Cette petite croix datait donc au moins de quinze cent cinquante-neuf ans.

Au manuscrit no 5, portant la date de l’an 393 de notre histoire, était joint un ornement de cuivre massif, ayant appartenu au cimier d’un casque, et représentant une alouette les ailes à demi étendues.

Ce débris de casque datait donc au moins de quatorze cent cinquante-six ans.

Au manuscrit no 6, portant la date de l’année 497 de notre histoire, était jointe la garde d’un poignard de fer, noir de vétusté ; sur la coquille on lisait d’un côté ce mot :

GHILDE

et de l’autre, ces deux mots en langue celtique ou gauloise (le breton de nos jours ou peu s’en faut) :

AMINTIAICH (Amitié).
COUMUNITEZ (Communauté).

Ce manche de poignard datait donc au moins de treize cent cinquante-deux ans.

Au manuscrit no 7, portant la date de l’an 675 de notre histoire, était jointe une crosse abbatiale en argent repoussé, autrefois doré. On remarquait parmi les ornements de cette crosse le nom de Méroflède.

Cette crosse datait donc au moins de onze cent soixante-quatorze ans.

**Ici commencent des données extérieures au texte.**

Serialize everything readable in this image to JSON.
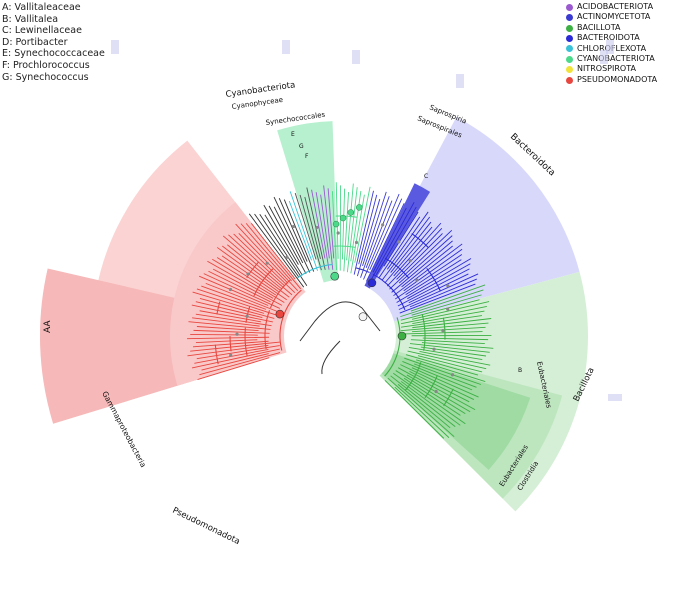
{
  "key": [
    "A: Vallitaleaceae",
    "B: Vallitalea",
    "C: Lewinellaceae",
    "D: Portibacter",
    "E: Synechococcaceae",
    "F: Prochlorococcus",
    "G: Synechococcus"
  ],
  "legend": [
    {
      "label": "ACIDOBACTERIOTA",
      "color": "#9b59d0"
    },
    {
      "label": "ACTINOMYCETOTA",
      "color": "#3b3bd1"
    },
    {
      "label": "BACILLOTA",
      "color": "#3cb043"
    },
    {
      "label": "BACTEROIDOTA",
      "color": "#2a2ad8"
    },
    {
      "label": "CHLOROFLEXOTA",
      "color": "#39c2d7"
    },
    {
      "label": "CYANOBACTERIOTA",
      "color": "#4cd98a"
    },
    {
      "label": "NITROSPIROTA",
      "color": "#f2e33a"
    },
    {
      "label": "PSEUDOMONADOTA",
      "color": "#e8463f"
    }
  ],
  "labels": {
    "cyanobacteriota": "Cyanobacteriota",
    "cyanophyceae": "Cyanophyceae",
    "synechococcales": "Synechococcales",
    "E": "E",
    "G": "G",
    "F": "F",
    "saprospiria": "Saprospiria",
    "saprospirales": "Saprospirales",
    "C": "C",
    "bacteroidota": "Bacteroidota",
    "AA": "AA",
    "gammaproteobacteria": "Gammaproteobacteria",
    "pseudomonadota": "Pseudomonadota",
    "B": "B",
    "eubacteriales_top": "Eubacteriales",
    "bacillota": "Bacillota",
    "eubacteriales": "Eubacteriales",
    "clostridia": "Clostridia"
  }
}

Au manuscrit no 8, portant la date de l’an 787 de notre histoire, étaient jointes deux petites pièces de monnaie dites carlovingiennes, l’une de cuivre, l’autre d’argent, réunies entre elles par un fil de fer.

Ces deux pièces de monnaie dataient donc au moins de mille soixante-deux ans.

Au manuscrit no 9, portant la date de l’an 885 de notre histoire, était joint le fer d’une sagette (ou flèche) barbelée.

Cette flèche datait donc au moins de neuf cent soixante-quatre ans.


Au manuscrit no 10, et portant la date de l’an 999 de notre histoire, était joint un crâne d’enfant de huit à dix ans (à en juger par sa structure et son volume). On lisait sur les parois extérieures de ce crâne ces mots, gravés en langue gauloise :

FIN — AL — BÈD (Fin du monde)

Ce crâne datait donc au moins de huit cent cinquante ans.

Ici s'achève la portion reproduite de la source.